United States | Fed lends to big rate hike before slowing down

(Washington) Faced with inflation still far too high in the United States, and despite the growing risks of recession, the American central bank (Fed) is expected to maintain its pace of sharp rate hikes next week, but could indicate when it counts start slowing down.

Posted at 12:30 a.m.

Julie Chabanas
France Media Agency

The Fed’s Monetary Policy Committee (FOMC) meets Tuesday and Wednesday at the institution’s headquarters in Washington.

Prices which continue to climb far too strongly, consumption which is holding up, a job market which is still tight: “We are almost certain that the FOMC will raise the rate range by an additional 75 basis points in November”, anticipate in a note Jonathan Millar, Chun Yao and Colin Johanson, economists for Barclays.

This would be the fourth straight hike of this magnitude, and it would push Fed rates, currently between 3.00 and 3.25%, into the 3.75 to 4.00% range.

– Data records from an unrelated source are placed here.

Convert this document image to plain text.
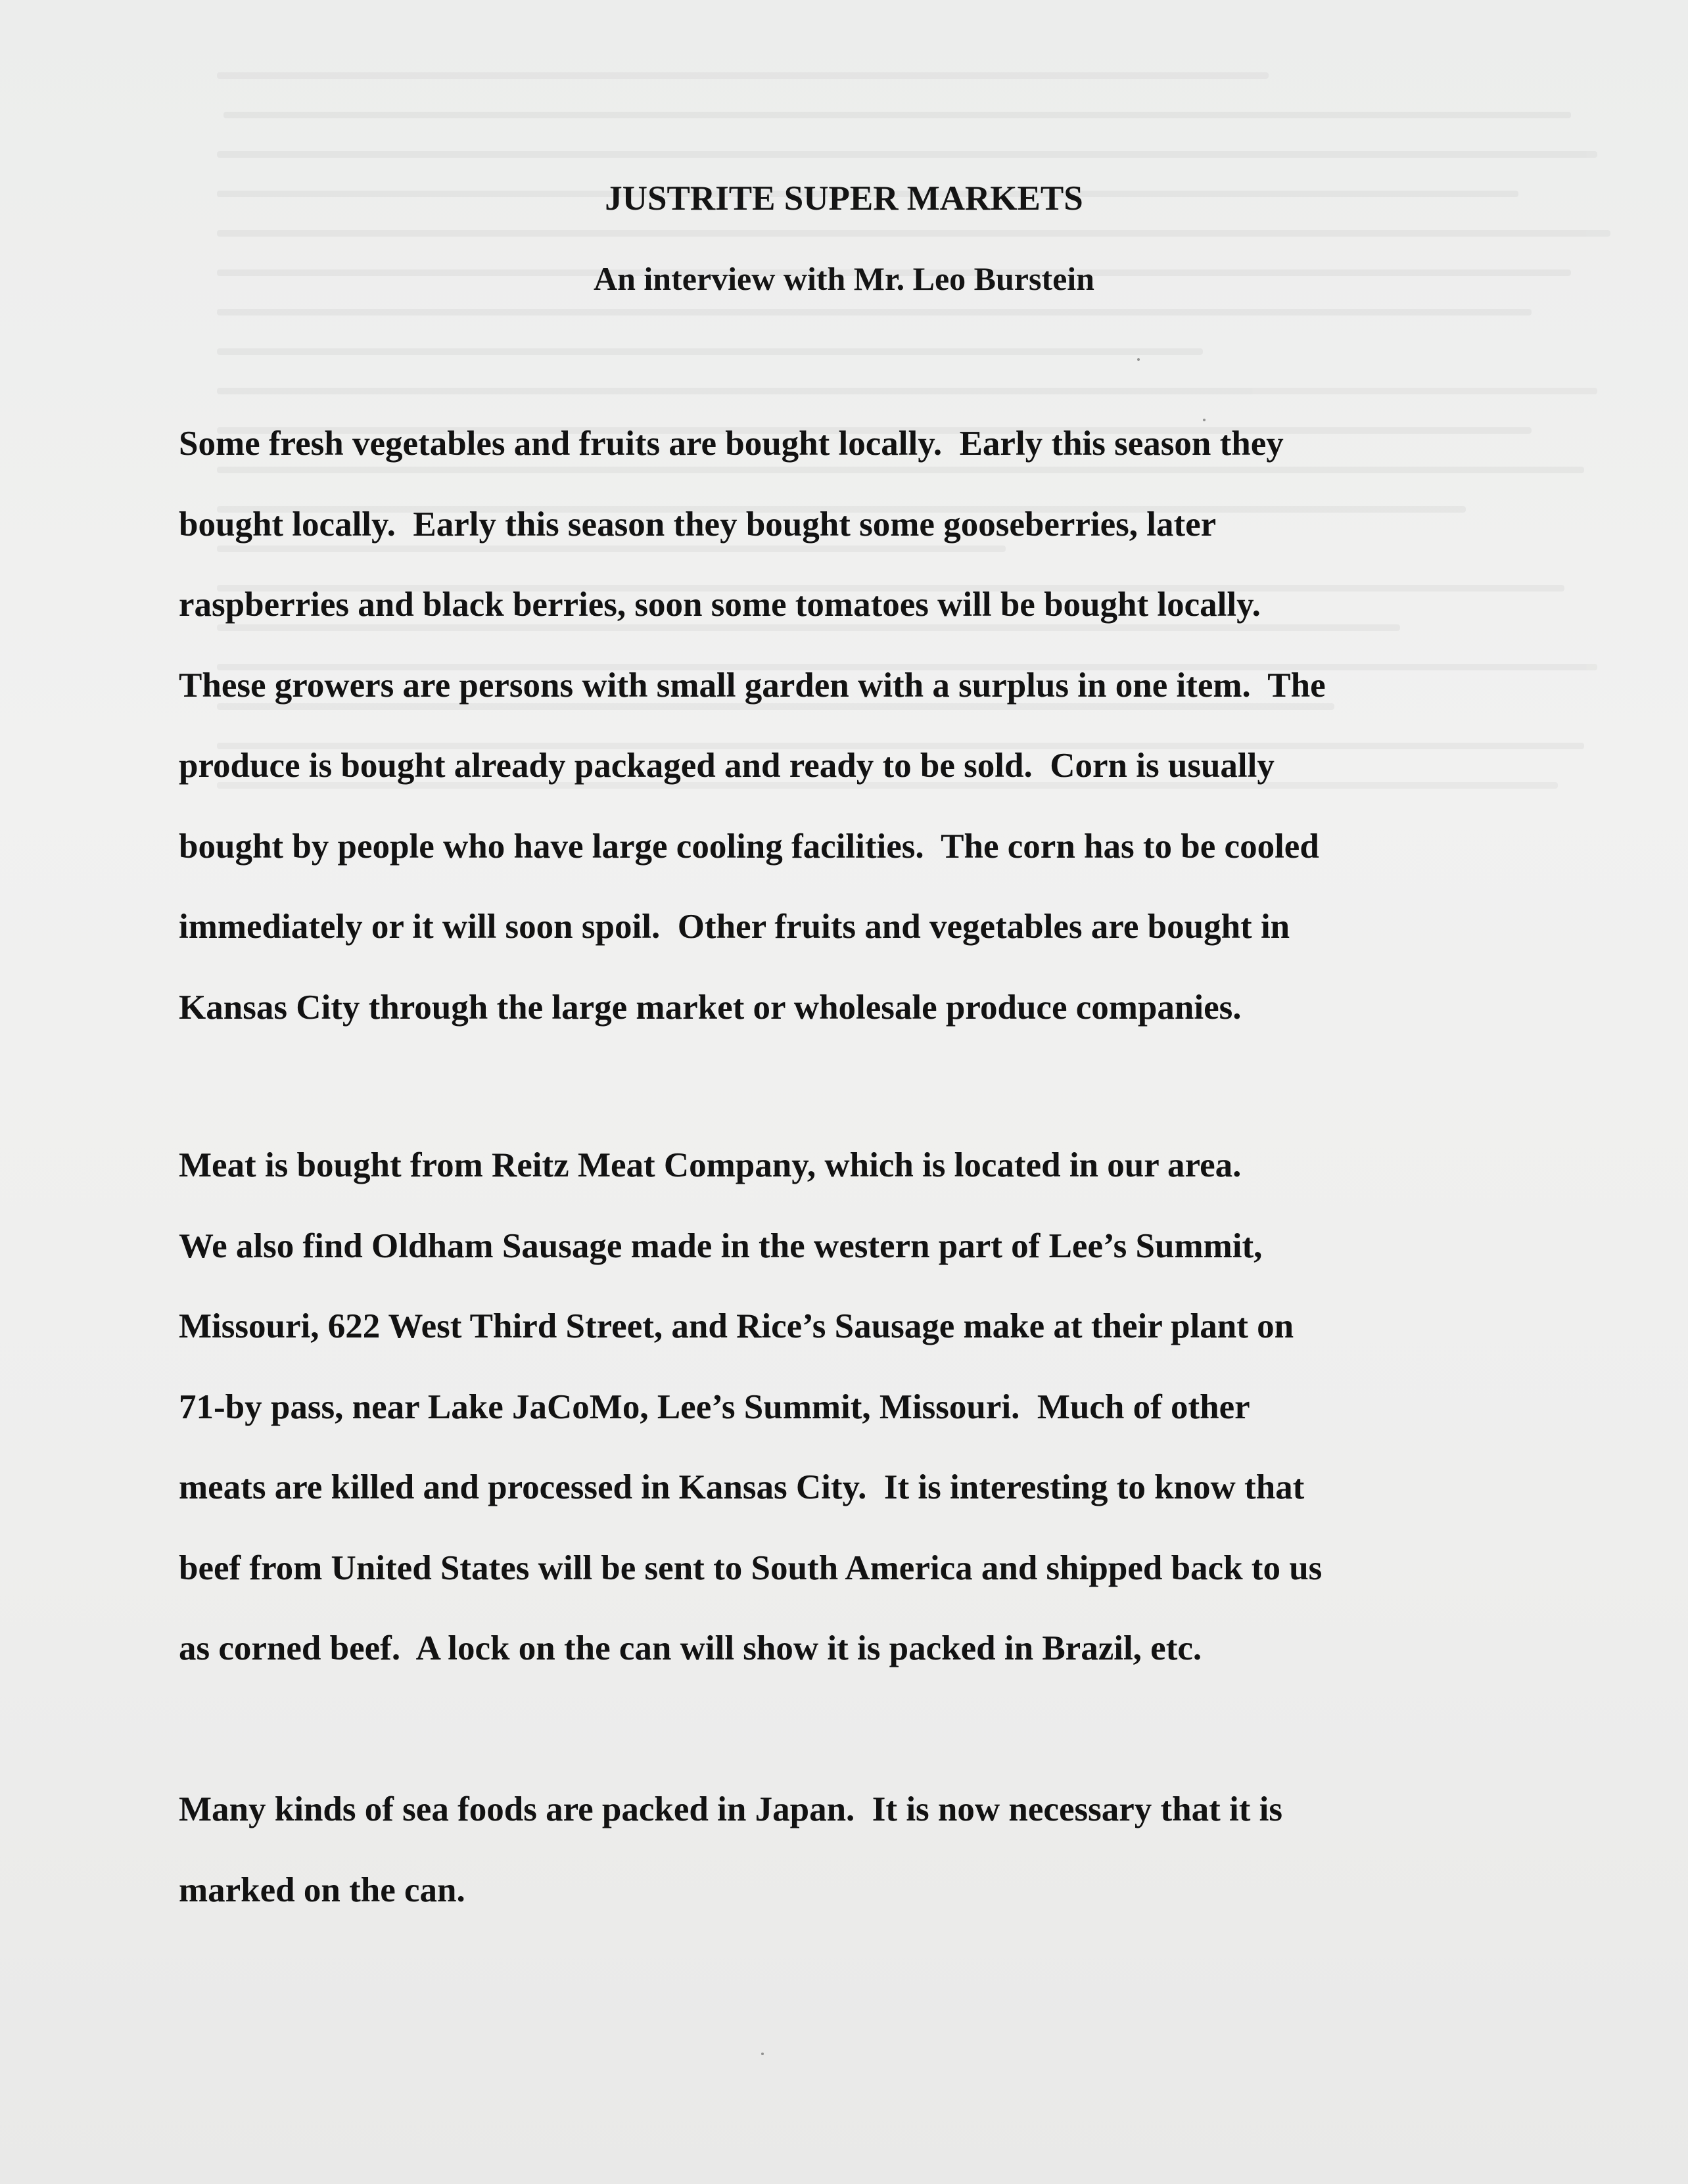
JUSTRITE SUPER MARKETS
An interview with Mr. Leo Burstein
Some fresh vegetables and fruits are bought locally.  Early this season they
bought locally.  Early this season they bought some gooseberries, later
raspberries and black berries, soon some tomatoes will be bought locally.
These growers are persons with small garden with a surplus in one item.  The
produce is bought already packaged and ready to be sold.  Corn is usually
bought by people who have large cooling facilities.  The corn has to be cooled
immediately or it will soon spoil.  Other fruits and vegetables are bought in
Kansas City through the large market or wholesale produce companies.
Meat is bought from Reitz Meat Company, which is located in our area.
We also find Oldham Sausage made in the western part of Lee’s Summit,
Missouri, 622 West Third Street, and Rice’s Sausage make at their plant on
71-by pass, near Lake JaCoMo, Lee’s Summit, Missouri.  Much of other
meats are killed and processed in Kansas City.  It is interesting to know that
beef from United States will be sent to South America and shipped back to us
as corned beef.  A lock on the can will show it is packed in Brazil, etc.
Many kinds of sea foods are packed in Japan.  It is now necessary that it is
marked on the can.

The vast majority of market players are expecting such a rise, with others betting on the lower notch, by just half a percentage point, according to CME Group’s futures product valuation.

The decision will be announced Wednesday at 2 p.m. (6 p.m. GMT) in a statement. Then Fed Chairman Jerome Powell will hold a press conference.

Since March, the Federal Reserve has already raised its rates five times, first by the usual quarter of a point, then by half a point, and finally, three times, by three quarters of a point.

“Signals on the trajectory”

And then ? Will rates continue to climb in December? At the risk of weighing too heavily on consumption?

Several Fed officials have spoken in recent weeks of a slower pace ahead.

“The big question is whether the FOMC statement or the press conference that will follow will provide signals on the likely trajectory of policy in December,” Barclays economists point out.

According to them, “the tenor of the discussion […] will likely turn to the risk of over-tightening”.

Because, if the United States returned to growth in the third quarter, with a GDP up 2.6% after two quarters of contraction, recession threatens the year 2023.

“Slower (economic) momentum in the fourth quarter would support a slower pace of rate hikes, starting in December,” said Rubeela Farooqi, chief economist at HFE.

But, she adds, “the results of inflation will outweigh any weakening in the economy.”

In other words, curbing inflation is the priority. At the risk of making the economy bend.

Inflation remained stable in September, at 6.2% over one year, according to the PCE index, favored by the Fed and published Friday by the Commerce Department. Still far too high, however, for the taste of the Federal Reserve, which wants to reduce it to 2%.

The unemployment rate remains at its lowest for half a century, at 3.5%.

Across the Atlantic, the European Central Bank (ECB) is also in the process of tightening its monetary policy: its key rates have just been raised by 0.75 percentage point for the second consecutive time.

Consumption

The rise in key central bank rates is pushing commercial banks to increase the cost of the money they lend to their customers, both individuals and professionals, discouraging consumption.

In the United States, consumption, which accounts for two-thirds of growth, has held up so far. But the very popular credit cards will certainly be released less and less in the coming months.

Because as the savings accumulated by households during the pandemic dwindle, as stock market investments become less profitable, as real estate loses value, households will hesitate to spend lavishly.

Mortgage rates, which react upstream of rate hikes, have just exceeded 7% for the first time in more than 20 years, for a 30-year fixed rate, the most common in the United States.

Especially since inflation and the risks of economic slowdown, and even recession, affect a large part of the planet.

This weak growth in US trading partners, but also the strength of the dollar, should limit exports, which will weigh on US GDP.